To all of these, from the Gucci-suited godfathers to the gun-wielding street gangsters, Pope Francis addressed these words: “Those who follow the path of evil, like the mafiosi do, are not in communion with God; they are excommunicated!”
He made it clear that personal piety does not compensate for an evil lifestyle. Even if the mob families or gangsters go to Mass and decorate their homes and lairs with religious images and items, he said, they have cut themselves off from communion with the Church and with God. They cannot be regarded as Catholics in good standing, and this may compromise their access to certain sacraments.
The secular media, not versed in the finer points of canon law, misunderstood the pope’s words as representing a formal decree of excommunication, akin to an ayatollah’s fatwa (though, obviously, much more welcome).

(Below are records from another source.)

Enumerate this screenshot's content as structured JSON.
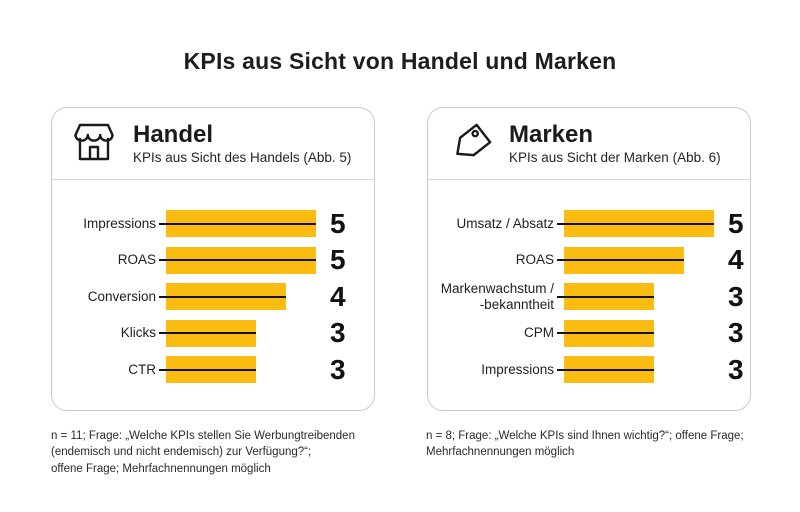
{
  "title": "KPIs aus Sicht von Handel und Marken",
  "colors": {
    "bar": "#FBBC12",
    "leader_line": "#121212",
    "card_border": "#C9CBCF",
    "text": "#1E1E1E"
  },
  "panels": [
    {
      "heading": "Handel",
      "subtitle": "KPIs aus Sicht des Handels (Abb. 5)",
      "icon": "storefront-icon",
      "bars": [
        {
          "label": "Impressions",
          "value": 5
        },
        {
          "label": "ROAS",
          "value": 5
        },
        {
          "label": "Conversion",
          "value": 4
        },
        {
          "label": "Klicks",
          "value": 3
        },
        {
          "label": "CTR",
          "value": 3
        }
      ],
      "footnote": "n = 11; Frage: „Welche KPIs stellen Sie Werbungtreibenden\n(endemisch und nicht endemisch) zur Verfügung?“;\noffene Frage; Mehrfachnennungen möglich"
    },
    {
      "heading": "Marken",
      "subtitle": "KPIs aus Sicht der Marken (Abb. 6)",
      "icon": "price-tag-icon",
      "bars": [
        {
          "label": "Umsatz / Absatz",
          "value": 5
        },
        {
          "label": "ROAS",
          "value": 4
        },
        {
          "label": "Markenwachstum /\n-bekanntheit",
          "value": 3
        },
        {
          "label": "CPM",
          "value": 3
        },
        {
          "label": "Impressions",
          "value": 3
        }
      ],
      "footnote": "n = 8; Frage: „Welche KPIs sind Ihnen wichtig?“; offene Frage;\nMehrfachnennungen möglich"
    }
  ],
  "chart_data": [
    {
      "type": "bar",
      "orientation": "horizontal",
      "title": "Handel",
      "subtitle": "KPIs aus Sicht des Handels (Abb. 5)",
      "categories": [
        "Impressions",
        "ROAS",
        "Conversion",
        "Klicks",
        "CTR"
      ],
      "values": [
        5,
        5,
        4,
        3,
        3
      ],
      "xlim": [
        0,
        5
      ],
      "bar_color": "#FBBC12",
      "value_labels_shown": true,
      "grid": false,
      "footnote": "n = 11; Frage: „Welche KPIs stellen Sie Werbungtreibenden (endemisch und nicht endemisch) zur Verfügung?“; offene Frage; Mehrfachnennungen möglich"
    },
    {
      "type": "bar",
      "orientation": "horizontal",
      "title": "Marken",
      "subtitle": "KPIs aus Sicht der Marken (Abb. 6)",
      "categories": [
        "Umsatz / Absatz",
        "ROAS",
        "Markenwachstum / -bekanntheit",
        "CPM",
        "Impressions"
      ],
      "values": [
        5,
        4,
        3,
        3,
        3
      ],
      "xlim": [
        0,
        5
      ],
      "bar_color": "#FBBC12",
      "value_labels_shown": true,
      "grid": false,
      "footnote": "n = 8; Frage: „Welche KPIs sind Ihnen wichtig?“; offene Frage; Mehrfachnennungen möglich"
    }
  ]
}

The pope has no power to issue a formal collective excommunication except through a due process involving an official declaration by the Church of an interdict being placed upon a guilty party. Such excommunications are known as ferendae sententiae (“sentence to be passed”) and usually involve matters of theology or dogma.
The excommunication the pope referred to is the automatic kind, known in canon law as latae sententiae (“sentence passed”). It means that by having committed certain serious transgressions, such as involvement in an abortion or, according to Pope Francis, involvement in organised crime, one has incurred automatic excommunication by reason of the offence itself and without the intervention of any ecclesiastical judge.
To lift a ferendae sententiae excommunication requires a process of appeals and judgment; to lift a latae sententiae excommunication it is usually enough to make a confession and to renounce the sin or lifestyle which incurred the automatic excommunication in the first place.
This means that there is hope for gangsters and mobsters: salvation and everlasting life is available to them if they convert from their life of iniquity.
The faithful can play a part in that by being agents in their conversion, in communities and in correctional facilities.
Our photo on the front-page of this edition shows prison visitors at Leeuwkop jail in Gauteng. These commendable missionaries work among people who by their evil acts separated themselves from God, and try to show them a way back to him.
The Southern Cross contributes to this by supplying prison chaplains with weekly issues of the newspaper for distribution among prisoners. Reportedly, these are sought-after items.
In their mission, the prison ministers may invoke Pope Francis’ message: “When instead of adoring the Lord one substitutes the adoration of money, one opens the path to sin, personal interests and exploitation.”
The message prison ministers give to the inmates of jails is the same the Church has to amplify to gangsters: when you persist in doing evil, you separate yourself from God. Turn away from your life of evil and walk in the light of the Lord — before it is too late.